The aim of this article was to review recent research on the prevalence and correlates of inhalant use. During the review period more prevalence studies have been conducted in the developing world, adding information to the ongoing studies that are periodically undertaken in the more developed countries. These studies suggest that inhalant use is more among children and adolescents and is increasing among females in the developing and developed world. Not all surveys report inhalants as a separate group from other illegal substances; data by type of inhalants are even rarer, and few studies address abuse or dependence. New evidence suggests lower reliability rates for the diagnostic criteria of dependence as compared to other substances suggesting the need for a review including the evidence of withdrawal. Studies conducted in the period identify vulnerable groups and suggest an increased risk of injecting drug use, HIV, suicidality and psychiatric problems among inhalant users.

References:

  1. Townsend M C Psychiatric mental health nursing- concepts of care. (5 th edn).

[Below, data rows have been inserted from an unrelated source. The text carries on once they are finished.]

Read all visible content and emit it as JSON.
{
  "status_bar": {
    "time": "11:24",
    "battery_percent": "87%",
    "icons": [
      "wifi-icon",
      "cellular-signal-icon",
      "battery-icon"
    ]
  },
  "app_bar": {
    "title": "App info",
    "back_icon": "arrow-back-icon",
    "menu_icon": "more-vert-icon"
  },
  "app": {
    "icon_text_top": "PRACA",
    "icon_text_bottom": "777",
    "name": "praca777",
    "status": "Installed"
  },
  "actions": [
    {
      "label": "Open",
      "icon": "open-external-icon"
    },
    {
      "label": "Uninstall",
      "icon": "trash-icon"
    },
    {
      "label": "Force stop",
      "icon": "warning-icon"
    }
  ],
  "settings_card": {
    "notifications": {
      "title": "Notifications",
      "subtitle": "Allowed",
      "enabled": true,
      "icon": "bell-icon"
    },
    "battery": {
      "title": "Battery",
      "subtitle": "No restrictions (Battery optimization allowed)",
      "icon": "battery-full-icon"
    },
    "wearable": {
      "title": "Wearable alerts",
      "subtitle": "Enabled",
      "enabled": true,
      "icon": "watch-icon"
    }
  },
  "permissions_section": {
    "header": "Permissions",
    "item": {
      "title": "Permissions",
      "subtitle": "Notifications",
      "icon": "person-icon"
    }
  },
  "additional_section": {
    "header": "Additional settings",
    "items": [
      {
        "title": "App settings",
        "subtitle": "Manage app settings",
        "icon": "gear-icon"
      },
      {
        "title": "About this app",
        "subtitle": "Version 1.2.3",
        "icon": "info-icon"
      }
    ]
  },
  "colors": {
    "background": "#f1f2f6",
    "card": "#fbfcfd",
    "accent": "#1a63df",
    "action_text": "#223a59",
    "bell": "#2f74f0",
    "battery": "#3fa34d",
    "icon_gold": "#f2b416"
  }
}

Philadelphia: F.A Dais company; 2005
  2. Kaplan. Comprehensive textbook of psychiatry (9 th edn). Philadelphia: Williams 7Wlkins; 2007.
  3. Gelder M G, Lopez-Ibor J J$ Andereasen N. New oxford textbook of psychiatry. (Ist edn) Oxford university press. 2000.
  4. Kaplan &Sadock's. Synopsis of psychiatry. Behavioural sciences clinical psychiatry (10 th edn). Lippincott. Williams &Wilkins. New Delhi: 2007.
  5. Steven J. S. Relation between social drug use/abuse and dental disease in California, U.S.A. Community Dentistry and Oral Epidemiology. 2006 vol 1: 89-93.
  6. Elena E, Mora M & Real T. Epidemiology of inhalant use: current opinion in psychiatry 2008, 21: 247-251.